We use the catch-all term “cancer” to refer to diseases within the body arising from uncontrollably dividing cells. It is a term familiar to everyone, and a diagnosis of cancer is a useful shorthand – it’s concise, easy to understand, and conveys a sense of seriousness around what lies ahead. But beyond that initial purpose, it’s largely insufficient.


There is no more homogeneity within this broad disease category than there is among the different manifestations of mental illnesses caused by various chemical imbalances in the brain or heart disease leading to defective heart pumping. In fact, there may even be less similarity. And for patients to better understand their specific disease and the options before them, medical professionals should make this concept more widely understood to the lay public.

The most basic division among cancers refers to the cell type of origin of the disease – carcinomas from epithelial cells, sarcomas from mesenchymal cells, leukemia from blood, lymphomas from lymph, and melanomas from melanocytes. Beyond that, we distinguish types of cancer by disease site – lung, prostate, breast, bone, etc. – and further by histology – subtypes among the carcinomas including adenocarcinoma, squamous cell carcinoma and others. But even these divisions don’t differentiate the most important factors for patients, namely prognosis and treatment options. So we add staging techniques based on the extent of the primary disease and the presence of lymph node or distant metastases. This is a lot of information for a patient to assimilate and comprehend – it’s even a lot for an oncology resident to comprehend, and this is our chosen profession.

After the above classifications have been made, treatment options can still vary between seemingly similar patients. Take breast cancer, for example. Even if a diagnosis of a 2cm node negative ductal carcinoma is made, patient age, receptor status and genetic testing results can lead to widely divergence prognoses and treatment recommendations from the number of radiation fractions to be given, appropriateness of systemic hormone therapy, surgical options.

And molecular/genetic testing for breast cancer is probably the best understood at present among all the disease sites. Over the coming years, we can expect the age of so-called “personalized medicine” to sweep through all areas of oncology and make minute differentiations even more important than they are today in dictating treatment recommendations and outcomes.

Oncology is a complex field, but it’s also a young field.
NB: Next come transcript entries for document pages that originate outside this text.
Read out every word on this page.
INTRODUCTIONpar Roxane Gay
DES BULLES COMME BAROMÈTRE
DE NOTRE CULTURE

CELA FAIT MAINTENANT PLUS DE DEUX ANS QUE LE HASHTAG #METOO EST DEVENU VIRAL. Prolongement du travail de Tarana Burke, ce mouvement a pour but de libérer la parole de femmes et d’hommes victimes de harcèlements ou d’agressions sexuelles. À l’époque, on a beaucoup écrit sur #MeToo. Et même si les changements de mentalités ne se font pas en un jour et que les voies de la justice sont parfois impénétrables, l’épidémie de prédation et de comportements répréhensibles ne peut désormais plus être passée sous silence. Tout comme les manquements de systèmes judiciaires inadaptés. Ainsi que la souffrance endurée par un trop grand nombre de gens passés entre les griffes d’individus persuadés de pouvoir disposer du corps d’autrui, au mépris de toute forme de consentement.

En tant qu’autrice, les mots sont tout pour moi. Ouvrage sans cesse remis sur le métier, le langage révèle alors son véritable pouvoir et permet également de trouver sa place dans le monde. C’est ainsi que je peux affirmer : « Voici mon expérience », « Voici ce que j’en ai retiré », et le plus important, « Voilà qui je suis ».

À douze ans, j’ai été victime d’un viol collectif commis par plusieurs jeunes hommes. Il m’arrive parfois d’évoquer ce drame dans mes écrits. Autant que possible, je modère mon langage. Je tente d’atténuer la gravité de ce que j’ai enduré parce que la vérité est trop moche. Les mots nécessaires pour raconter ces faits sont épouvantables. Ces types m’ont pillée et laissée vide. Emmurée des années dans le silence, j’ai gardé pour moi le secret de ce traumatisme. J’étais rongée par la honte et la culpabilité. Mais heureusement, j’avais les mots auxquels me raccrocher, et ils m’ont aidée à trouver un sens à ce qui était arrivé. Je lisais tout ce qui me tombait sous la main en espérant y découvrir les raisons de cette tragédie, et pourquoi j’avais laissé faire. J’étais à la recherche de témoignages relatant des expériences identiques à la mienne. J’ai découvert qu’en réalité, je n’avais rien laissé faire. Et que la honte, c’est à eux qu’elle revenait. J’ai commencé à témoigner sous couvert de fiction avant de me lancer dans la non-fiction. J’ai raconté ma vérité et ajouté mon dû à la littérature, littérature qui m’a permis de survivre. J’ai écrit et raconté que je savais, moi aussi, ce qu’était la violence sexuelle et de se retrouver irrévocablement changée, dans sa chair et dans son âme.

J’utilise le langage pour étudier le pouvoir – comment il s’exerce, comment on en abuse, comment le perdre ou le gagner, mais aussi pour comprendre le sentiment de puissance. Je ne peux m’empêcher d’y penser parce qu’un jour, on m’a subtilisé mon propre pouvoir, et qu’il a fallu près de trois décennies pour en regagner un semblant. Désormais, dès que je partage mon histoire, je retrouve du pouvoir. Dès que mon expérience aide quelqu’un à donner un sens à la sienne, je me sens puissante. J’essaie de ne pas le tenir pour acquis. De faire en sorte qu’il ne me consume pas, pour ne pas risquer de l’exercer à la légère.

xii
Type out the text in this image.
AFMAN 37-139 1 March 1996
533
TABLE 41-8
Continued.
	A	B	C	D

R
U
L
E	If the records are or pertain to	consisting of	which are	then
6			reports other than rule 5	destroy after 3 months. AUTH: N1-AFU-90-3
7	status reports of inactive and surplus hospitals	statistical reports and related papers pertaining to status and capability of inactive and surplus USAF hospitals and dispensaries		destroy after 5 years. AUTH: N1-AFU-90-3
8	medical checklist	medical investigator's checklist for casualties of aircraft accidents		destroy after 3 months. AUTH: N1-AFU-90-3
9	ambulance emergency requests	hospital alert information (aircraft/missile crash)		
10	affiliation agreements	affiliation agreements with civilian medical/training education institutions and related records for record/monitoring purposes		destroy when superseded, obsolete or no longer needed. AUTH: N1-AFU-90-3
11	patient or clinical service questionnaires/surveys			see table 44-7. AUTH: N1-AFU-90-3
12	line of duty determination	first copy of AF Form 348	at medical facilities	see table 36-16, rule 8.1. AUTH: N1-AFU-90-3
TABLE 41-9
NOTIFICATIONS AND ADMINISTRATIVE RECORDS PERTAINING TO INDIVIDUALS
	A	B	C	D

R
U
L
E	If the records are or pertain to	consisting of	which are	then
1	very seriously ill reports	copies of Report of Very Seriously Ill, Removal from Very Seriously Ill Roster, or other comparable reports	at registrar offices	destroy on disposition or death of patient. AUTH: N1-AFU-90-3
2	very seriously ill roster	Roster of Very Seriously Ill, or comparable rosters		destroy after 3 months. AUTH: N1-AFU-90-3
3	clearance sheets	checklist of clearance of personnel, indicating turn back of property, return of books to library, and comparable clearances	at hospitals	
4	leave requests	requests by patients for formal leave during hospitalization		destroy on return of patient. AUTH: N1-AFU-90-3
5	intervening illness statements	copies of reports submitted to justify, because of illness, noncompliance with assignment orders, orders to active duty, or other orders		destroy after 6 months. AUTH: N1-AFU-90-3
Barely more than 60 years old from the time that Sidney Farber produced the first (temporary) remissions of acute leukemia at Boston Children’s Hospital. The advances made in the past few years alone with respect to genetic and pathologic markers, targeted treatments and prognostic indicators are merely the tip of the iceberg. I don’t expect all patients to be fully aware of all the nuances in diagnosis, treatment, and prognosis for every malignant variation (if they were, they wouldn’t need to see an oncologist), but a greater understanding among the general public that a diagnosis of cancer for one patient can have hugely different implications than for another will go a long way to allowing more time and resources to be focused on discussing an individual patient’s needs.

Professional organizations’ awareness and outreach efforts should include education campaigns focused on the general public describing that a diagnosis of cancer doesn’t mean the same thing for everyone. One person’s experience can vary widely from another’s, even if their cancers were the same size and in the same site.

Oncology organizations make great efforts to promote educational, support, and survivorship initiatives to patients once they have been diagnosed with cancer and after their treatment. But patient education should not be limited to those who have already developed the disease. Having an understanding of the very basics of cancer biology (such as outlined above) and the differences that exist even between seemingly similar manifestations of cancer can go a long way to enhancing individual and public understanding of treatment options and how to navigate through the cancer-care system. Such an understanding in advance of diagnosis can ease patients’ concerns and anxieties and relieve some pressure from busy health care professionals.